Zollman, a Davis impersonator and collector, had visited the Transy library in April and May of 1994, according to visitor logs (more about which later). In November 2007, Rice University's Lynda Crist, editor of The Papers of Jefferson Davis, noticed certain Davis documents which she knew were supposed to be in the Transylvania library for sale on the website of Stanford, CT-based Alexander Autographs.
I'll let Travis take it from there: "A series of phone calls between the cops and feds and dealers led to an investigation that has led to this moderately happy ending. He’s been indicted in Kentucky and Indiana and hopefully the 70 year old will spend some time in prison. The investigation also revealed that these are not the first documents Zollman stole from Transylvania and auctioned off" [according to news reports, "police determined that Zollman had also auctioned Jefferson Davis documents that belonged to Transylvania through a New Orleans auction house in 1997, the affidavit says. But those documents have not been found.]
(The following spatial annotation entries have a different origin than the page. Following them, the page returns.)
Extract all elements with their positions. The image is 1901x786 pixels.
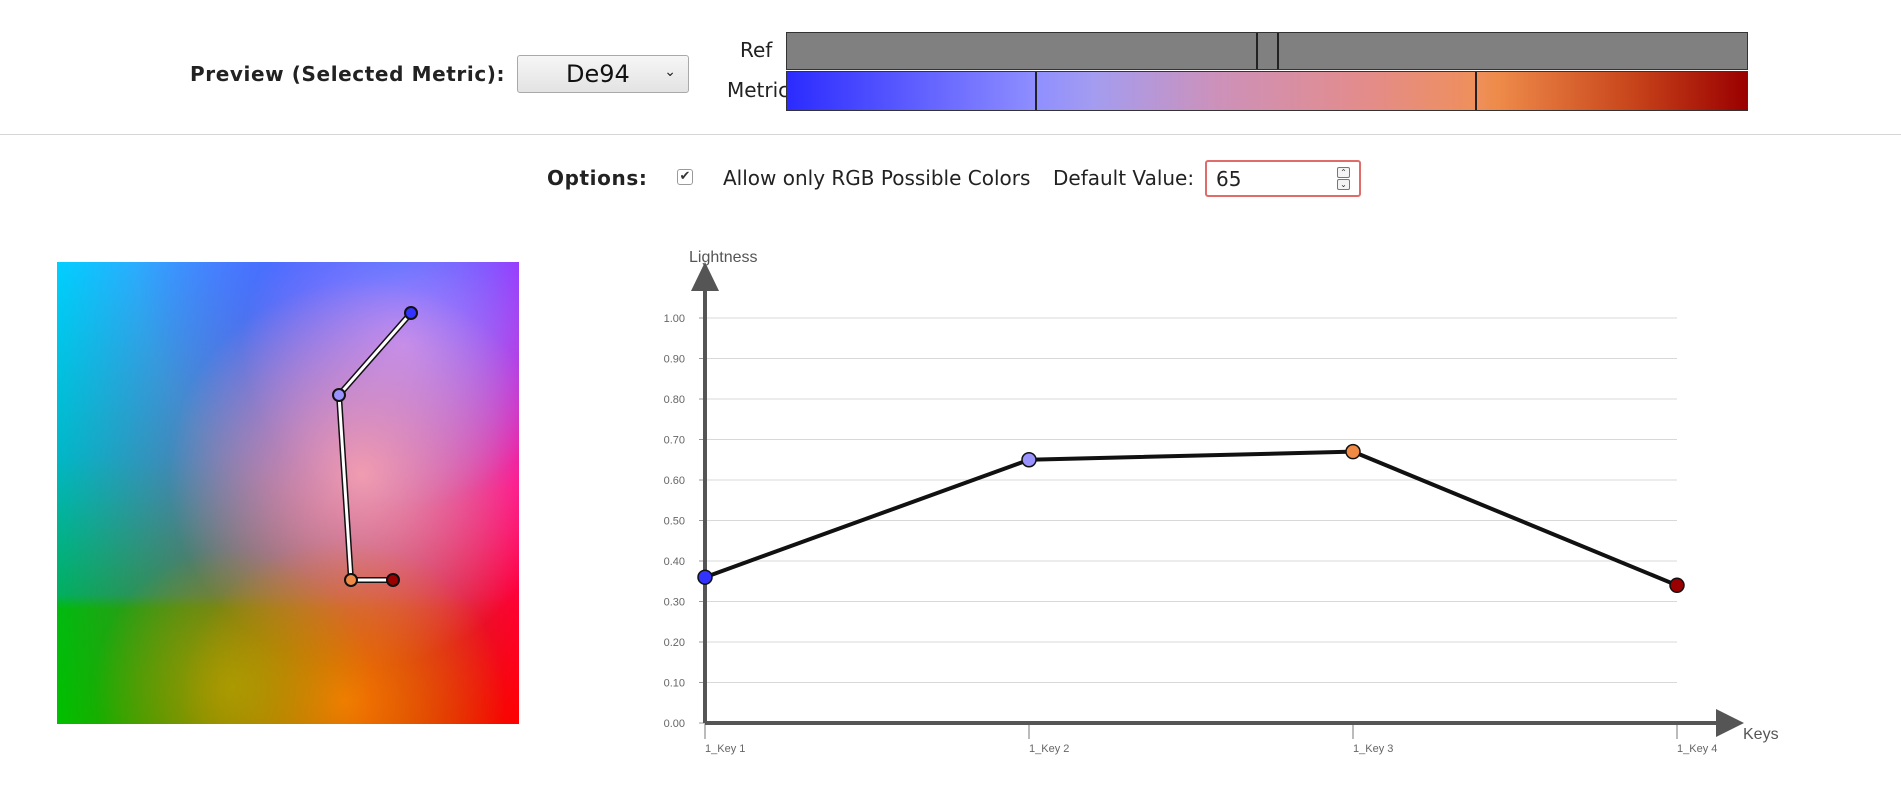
ref-key-marker	[1277, 33, 1279, 69]
default-value-text: 65	[1216, 167, 1242, 191]
ref-color-bar	[786, 32, 1748, 70]
y-tick-label: 0.60	[664, 475, 685, 487]
y-tick-label: 1.00	[664, 313, 685, 325]
rgb-only-label[interactable]: Allow only RGB Possible Colors	[723, 166, 1030, 190]
spin-up-icon[interactable]: ⌃	[1337, 167, 1350, 178]
x-tick-label: 1_Key 4	[1677, 743, 1717, 755]
metric-select[interactable]: De94 ⌄	[517, 55, 689, 93]
y-tick-label: 0.20	[664, 637, 685, 649]
preview-label: Preview (Selected Metric):	[190, 62, 506, 86]
lightness-key-point[interactable]	[697, 569, 713, 585]
y-tick-label: 0.00	[664, 718, 685, 730]
y-axis-label: Lightness	[689, 249, 758, 266]
ref-label: Ref	[740, 38, 773, 62]
x-axis-label: Keys	[1743, 726, 1779, 743]
rgb-only-checkbox[interactable]: ✔	[677, 169, 693, 185]
y-tick-label: 0.90	[664, 354, 685, 366]
y-tick-label: 0.30	[664, 597, 685, 609]
lightness-key-point[interactable]	[1345, 443, 1361, 460]
lightness-series-line	[704, 449, 1678, 588]
lightness-key-point[interactable]	[1021, 452, 1037, 468]
metric-key-marker	[1035, 72, 1037, 110]
y-tick-label: 0.70	[664, 435, 685, 447]
plane-key-point[interactable]	[386, 573, 400, 587]
y-axis-arrow	[691, 262, 719, 291]
y-tick-label: 0.80	[664, 394, 685, 406]
x-tick-label: 1_Key 1	[705, 743, 745, 755]
plane-key-point[interactable]	[332, 388, 346, 402]
lightness-key-point[interactable]	[1669, 577, 1685, 594]
section-divider	[0, 134, 1901, 135]
chevron-down-icon: ⌄	[664, 64, 676, 80]
y-tick-label: 0.10	[664, 678, 685, 690]
default-value-input[interactable]: 65 ⌃ ⌄	[1205, 160, 1361, 197]
options-label: Options:	[547, 166, 648, 190]
x-tick-label: 1_Key 3	[1353, 743, 1393, 755]
y-tick-label: 0.40	[664, 556, 685, 568]
plane-key-point[interactable]	[344, 573, 358, 587]
metric-label: Metric	[727, 78, 790, 102]
metric-select-value: De94	[566, 60, 630, 88]
color-plane[interactable]	[57, 262, 519, 724]
default-value-label: Default Value:	[1053, 166, 1195, 190]
y-tick-label: 0.50	[664, 516, 685, 528]
ref-key-marker	[1256, 33, 1258, 69]
x-tick-label: 1_Key 2	[1029, 743, 1069, 755]
plane-key-point[interactable]	[404, 306, 418, 320]
metric-key-marker	[1475, 72, 1477, 110]
metric-color-bar	[786, 71, 1748, 111]
spin-down-icon[interactable]: ⌄	[1337, 179, 1350, 190]
x-axis-arrow	[1716, 709, 1744, 737]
And there's a twist. Alexander Autographs president Basil Panagopulos told the Lexington Herald-Leader that Transy wanted to keep word of the thefts under wraps, and only went to the police when he "insisted that he needed a report from law enforcement that described the items as stolen in order to take further action." Transy officials deny this, saying they immediately contacted police when they were made aware of the documents' reemergence.
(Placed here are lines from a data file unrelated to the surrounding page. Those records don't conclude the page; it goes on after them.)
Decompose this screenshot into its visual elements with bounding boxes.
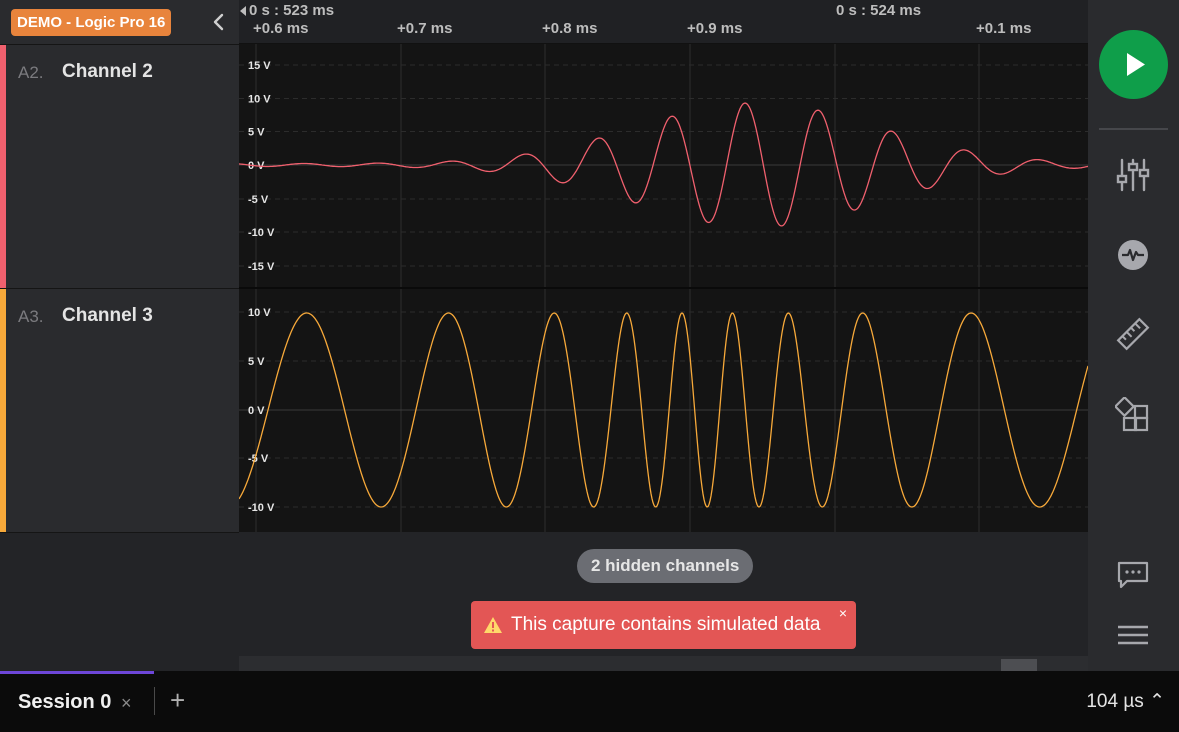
- channel-panel-footer: [0, 532, 239, 671]
- analyzer-icon[interactable]: [1115, 237, 1151, 273]
- channel-row-a2[interactable]: A2. Channel 2: [0, 44, 239, 288]
- timeline-tick-label: +0.8 ms: [542, 20, 598, 37]
- waveform-plot[interactable]: 15 V10 V5 V0 V-5 V-10 V-15 V10 V5 V0 V-5…: [239, 44, 1088, 532]
- y-axis-label: -10 V: [248, 227, 275, 239]
- extensions-icon[interactable]: [1113, 395, 1151, 433]
- collapse-panel-icon[interactable]: [208, 10, 230, 34]
- timeline-marker-icon: [240, 6, 246, 16]
- timeline-top-label: 0 s : 523 ms: [249, 2, 335, 19]
- logic-app: DEMO - Logic Pro 16 A2. Channel 2 A3. Ch…: [0, 0, 1179, 732]
- play-icon: [1127, 53, 1145, 76]
- timeline-tick-label: +0.9 ms: [687, 20, 743, 37]
- timing-zoom-button[interactable]: 104 µs ⌃: [1086, 690, 1165, 713]
- session-tab[interactable]: Session 0 ×: [0, 671, 154, 732]
- channel-row-a3[interactable]: A3. Channel 3: [0, 288, 239, 532]
- y-axis-label: 15 V: [248, 60, 271, 72]
- channel-color-stripe: [0, 289, 6, 532]
- y-axis-label: 10 V: [248, 94, 271, 106]
- waveform-view[interactable]: 0 s : 523 ms 0 s : 524 ms +0.6 ms +0.7 m…: [239, 0, 1088, 671]
- device-bar: DEMO - Logic Pro 16: [0, 0, 239, 44]
- y-axis-label: 5 V: [248, 127, 265, 139]
- waveform-footer: 2 hidden channels This capture contains …: [239, 532, 1088, 671]
- y-axis-label: -15 V: [248, 261, 275, 273]
- channel-color-stripe: [0, 45, 6, 288]
- simulated-data-toast: This capture contains simulated data ×: [471, 601, 856, 649]
- timeline-tick-label: +0.7 ms: [397, 20, 453, 37]
- scrollbar-thumb[interactable]: [1001, 659, 1037, 671]
- y-axis-label: 10 V: [248, 307, 271, 319]
- warning-icon: [484, 617, 502, 633]
- channel-panel: DEMO - Logic Pro 16 A2. Channel 2 A3. Ch…: [0, 0, 239, 671]
- timeline-top-label: 0 s : 524 ms: [836, 2, 922, 19]
- channel-name[interactable]: Channel 3: [62, 305, 153, 327]
- add-session-button[interactable]: +: [170, 685, 185, 716]
- channel-index: A2.: [18, 63, 44, 82]
- tab-separator: [154, 687, 155, 715]
- y-axis-label: -5 V: [248, 453, 269, 465]
- chat-icon[interactable]: [1115, 556, 1151, 592]
- y-axis-label: -10 V: [248, 502, 275, 514]
- start-capture-button[interactable]: [1099, 30, 1168, 99]
- timeline-tick-label: +0.1 ms: [976, 20, 1032, 37]
- sliders-icon[interactable]: [1115, 157, 1151, 193]
- ruler-icon[interactable]: [1115, 316, 1151, 352]
- menu-icon[interactable]: [1115, 617, 1151, 653]
- y-axis-label: 0 V: [248, 405, 265, 417]
- close-session-icon[interactable]: ×: [121, 693, 132, 714]
- timeline-tick-label: +0.6 ms: [253, 20, 309, 37]
- channel-name[interactable]: Channel 2: [62, 61, 153, 83]
- hidden-channels-button[interactable]: 2 hidden channels: [577, 549, 754, 583]
- session-tab-label[interactable]: Session 0: [18, 691, 111, 714]
- right-toolbar: [1088, 0, 1179, 671]
- session-bar: Session 0 × + 104 µs ⌃: [0, 671, 1179, 732]
- y-axis-label: 5 V: [248, 356, 265, 368]
- horizontal-scrollbar[interactable]: [239, 656, 1088, 671]
- device-badge[interactable]: DEMO - Logic Pro 16: [11, 9, 172, 36]
- toast-message: This capture contains simulated data: [511, 614, 821, 635]
- y-axis-label: -5 V: [248, 194, 269, 206]
- toast-close-button[interactable]: ×: [839, 606, 847, 620]
- toolbar-separator: [1099, 128, 1168, 130]
- channel-index: A3.: [18, 307, 44, 326]
- timeline-ruler[interactable]: 0 s : 523 ms 0 s : 524 ms +0.6 ms +0.7 m…: [239, 0, 1088, 44]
Panagopulos said in a later statement/press release that, at first, "The university's position was that they hoped that the documents could be simply returned, with no city police involvement nor any mention of 'Jefferson Davis' due to the controversial nature of Davis' stand during the Civil War [quite an odd reason, if you ask me]. Panagopulos pressed the issue, insisting that it was the duty of the institution to report the crime and prosecute any thief in order to not only reclaim any additional material he might have, but, in a broader sense, to protect all other vulnerable repositories of historic archives." He maintains that the university's failure to provide adequate specific information regarding the thefts meant that he legally still had to offer them for sale, which he did with the understanding that he would be the highest bidder in order to be able to return the stolen items to Transylvania. He said that he hoped to be able to return the items to the university by 3 June.
Everett Wilkie commented in an Ex-Libris post when this news broke, and his views are well worth sharing here: "From a security point of view, I would like to comment that Transy was able to produce researcher circulation records going back 26 years, which obviously proved crucial. RBMS/ALA guidelines recommend keeping such records permanently, for obvious reasons. At one point in a Guidelines revision several years ago, the RBMS Security Committee at a hearing was pressured by ACRL to drop that recommendation. I merely point out the apparent folly of discarding such records--ever." Indeed.
I haven't seen any updates on this case for a while, but it certainly is a strange one.